En comparant la structure névrotique au contenu mythique, S. Freud (1913) voit une certaine ressemblance. Pour cela, il s’intéresse au mythe d’Œdipe. Pour D. Anzieu (1970) 163 , les mythes parlent aux hommes non pas du monde extérieur, mais du monde intérieur, non pas de la réalité mais des fantasmes, ainsi que des désirs et des angoisses qui y sont allées. Et c’est ce désir sur le mythe me permet de comprendre le caractère collectif de la croyance. Ainsi, le mythe est un récit imaginaire relatant des phénomènes naturels, des faits historiques pouvant servir de règles. Le mythe se transmet de génération en génération. Au cours de cette transmission, il y a une ré-élaboration permanente rendant ainsi difficile la détermination de son origine. Comme c’est le cas dans le mythe de la sorcellerie !
Cependant, à travers ce mythe, se pose la question du temps, c’est-à-dire le temps mythique et le temps concret. Dans le temps mythique, la caractéristique essentielle est la répétabilité, c’est-à-dire que toute action symbolique significative se reproduit dans le temps, au-delà de toute contingence. Ce temps mythique signe le commencement, le moment où le Héros civilisateur, l’Ancêtre a posé le premier acte.

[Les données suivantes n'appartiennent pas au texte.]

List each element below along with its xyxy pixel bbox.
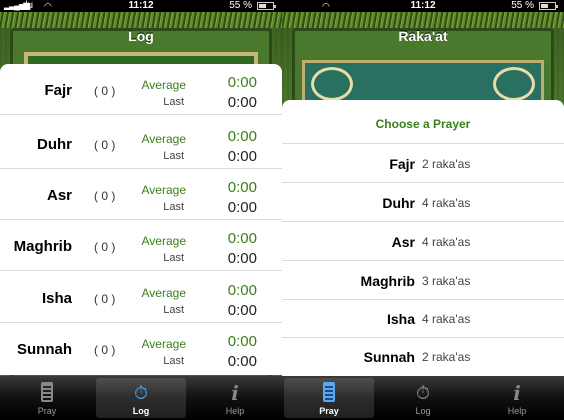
prayer-option[interactable]: Maghrib 3 raka'as <box>282 261 564 300</box>
rakaat-count: 2 raka'as <box>422 350 471 364</box>
prayer-count: ( 0 ) <box>94 240 116 254</box>
average-value: 0:00 <box>227 333 257 350</box>
prayer-rug-icon <box>323 382 335 402</box>
log-row[interactable]: Asr ( 0 ) Average Last 0:00 0:00 <box>0 169 282 220</box>
tab-label: Log <box>415 406 431 416</box>
rakaat-count: 4 raka'as <box>422 235 471 249</box>
prayer-option[interactable]: Duhr 4 raka'as <box>282 183 564 222</box>
log-row[interactable]: Duhr ( 0 ) Average Last 0:00 0:00 <box>0 118 282 169</box>
prayer-option[interactable]: Asr 4 raka'as <box>282 222 564 261</box>
tab-pray[interactable]: Pray <box>2 378 92 418</box>
battery-level <box>541 4 548 8</box>
average-value: 0:00 <box>227 230 257 247</box>
last-value: 0:00 <box>227 250 257 267</box>
stopwatch-icon: ⏱ <box>133 383 149 403</box>
average-label: Average <box>141 183 186 197</box>
average-value: 0:00 <box>227 179 257 196</box>
last-value: 0:00 <box>227 148 257 165</box>
prayer-name: Isha <box>386 311 415 327</box>
prayer-option[interactable]: Sunnah 2 raka'as <box>282 337 564 376</box>
average-value: 0:00 <box>227 282 257 299</box>
log-row[interactable]: Sunnah ( 0 ) Average Last 0:00 0:00 <box>0 323 282 374</box>
rakaat-count: 3 raka'as <box>422 274 471 288</box>
battery-icon <box>539 2 558 10</box>
tab-log[interactable]: ⏱ Log <box>378 378 468 418</box>
last-value: 0:00 <box>227 199 257 216</box>
last-label: Last <box>163 252 184 264</box>
average-value: 0:00 <box>227 128 257 145</box>
tab-label: Pray <box>37 406 57 416</box>
last-label: Last <box>163 304 184 316</box>
prayer-count: ( 0 ) <box>94 292 116 306</box>
prayer-name: Maghrib <box>360 273 415 289</box>
prayer-option[interactable]: Fajr 2 raka'as <box>282 144 564 183</box>
status-bar: 11:12 55 % ◠ <box>282 0 564 12</box>
last-label: Last <box>163 150 184 162</box>
battery-icon <box>257 2 276 10</box>
battery-percent: 55 % <box>511 0 534 11</box>
tab-label: Help <box>225 406 245 416</box>
prayer-count: ( 0 ) <box>94 84 116 98</box>
log-card: Fajr ( 0 ) Average Last 0:00 0:00 Duhr (… <box>0 64 282 375</box>
tab-bar: Pray ⏱ Log i Help <box>0 376 282 420</box>
stopwatch-icon: ⏱ <box>415 383 431 403</box>
tab-pray[interactable]: Pray <box>284 378 374 418</box>
rakaat-count: 4 raka'as <box>422 312 471 326</box>
tab-help[interactable]: i Help <box>472 378 562 418</box>
prayer-name: Duhr <box>37 136 72 153</box>
prayer-name: Asr <box>46 187 72 204</box>
prayer-name: Duhr <box>382 195 415 211</box>
rakaat-screen: 11:12 55 % ◠ Raka'at Choose a Prayer Faj… <box>282 0 564 420</box>
grass-border <box>0 12 282 28</box>
info-icon: i <box>231 381 239 405</box>
rakaat-count: 4 raka'as <box>422 196 471 210</box>
tab-label: Log <box>132 406 150 416</box>
average-label: Average <box>141 337 186 351</box>
prayer-name: Sunnah <box>17 341 72 358</box>
log-screen: ▂▃▄▅▆ du ◠ 11:12 55 % Log Fajr ( 0 ) Ave… <box>0 0 282 420</box>
average-label: Average <box>141 78 186 92</box>
prayer-rug-icon <box>41 382 53 402</box>
log-row[interactable]: Maghrib ( 0 ) Average Last 0:00 0:00 <box>0 220 282 271</box>
prayer-name: Isha <box>41 290 72 307</box>
last-value: 0:00 <box>227 94 257 111</box>
battery-level <box>259 4 266 8</box>
prayer-name: Fajr <box>44 82 72 99</box>
battery-percent: 55 % <box>229 0 252 11</box>
prayer-name: Asr <box>391 234 415 250</box>
prayer-option[interactable]: Isha 4 raka'as <box>282 299 564 338</box>
grass-border <box>282 12 564 28</box>
last-value: 0:00 <box>227 302 257 319</box>
tab-help[interactable]: i Help <box>190 378 280 418</box>
average-value: 0:00 <box>227 74 257 91</box>
prayer-count: ( 0 ) <box>94 138 116 152</box>
log-row[interactable]: Fajr ( 0 ) Average Last 0:00 0:00 <box>0 64 282 115</box>
prayer-name: Maghrib <box>13 238 72 255</box>
last-label: Last <box>163 96 184 108</box>
prayer-count: ( 0 ) <box>94 343 116 357</box>
last-value: 0:00 <box>227 353 257 370</box>
info-icon: i <box>513 381 521 405</box>
page-title: Log <box>128 28 154 44</box>
page-title: Raka'at <box>398 28 448 44</box>
average-label: Average <box>141 234 186 248</box>
log-row[interactable]: Isha ( 0 ) Average Last 0:00 0:00 <box>0 272 282 323</box>
sheet-title: Choose a Prayer <box>282 100 564 144</box>
status-bar: ▂▃▄▅▆ du ◠ 11:12 55 % <box>0 0 282 12</box>
wifi-icon: ◠ <box>322 1 330 11</box>
prayer-name: Sunnah <box>363 349 415 365</box>
last-label: Last <box>163 355 184 367</box>
last-label: Last <box>163 201 184 213</box>
tab-log[interactable]: ⏱ Log <box>96 378 186 418</box>
prayer-name: Fajr <box>389 156 415 172</box>
prayer-count: ( 0 ) <box>94 189 116 203</box>
average-label: Average <box>141 132 186 146</box>
tab-label: Pray <box>319 406 339 416</box>
tab-bar: Pray ⏱ Log i Help <box>282 376 564 420</box>
choose-prayer-sheet: Choose a Prayer Fajr 2 raka'as Duhr 4 ra… <box>282 100 564 376</box>
tab-label: Help <box>507 406 527 416</box>
rakaat-count: 2 raka'as <box>422 157 471 171</box>
average-label: Average <box>141 286 186 300</box>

C’est le temps originel qui sert de modèle à tous les temps. Ce temps est différent du temps-durée ou temps prométhéen.
Chez les sorciers, l’acte de « manger la chair humaine » est la répétition de ce qui a eu lieu au commencement. Le mythe a cette fonction de représentation. La pratique de la sorcellerie-anthropophagie présentifie le mythe de la sorcellerie dans le temps présent, le temps concret. A travers ce mythe, il convient de noter l’origine, c’est-à-dire l’acte premier ou le désir qui est celui de « manger la chair humaine ». Si aujourd’hui, cet acte n’est plus réel, il se situe, par contre, à un niveau symbolique ou mystique.
Mircea Eliade, Aspects du mythe. Paris, Gallimard, 1963, 250 p.
Mircea Eliade, Idem, p. 32.
Terme d’origine Fang qui veut dire « génie » et que chaque individu possède. Ce génie peut être utilisé à bon ou mauvais escient.
Louis Mallart Guimera, Ni dos ni ventre. Religion, magie et sorcellerie Evuzok. Paris, Société d’Ethnographie, 1981, 247 p.
Mircea Eliade, Idem, p. 32.
Mircea Eliade, Idem, p. 34.
Mircea Eliade, Idem, p. 19.
En langue Punu, il s’agit d’un village (imaginaire) où se retrouvent les sorciers.
Didier Anzieu, Freud et la mythologie. Revue Française de Psychanalyse. 1970, 2, pp. 114-145.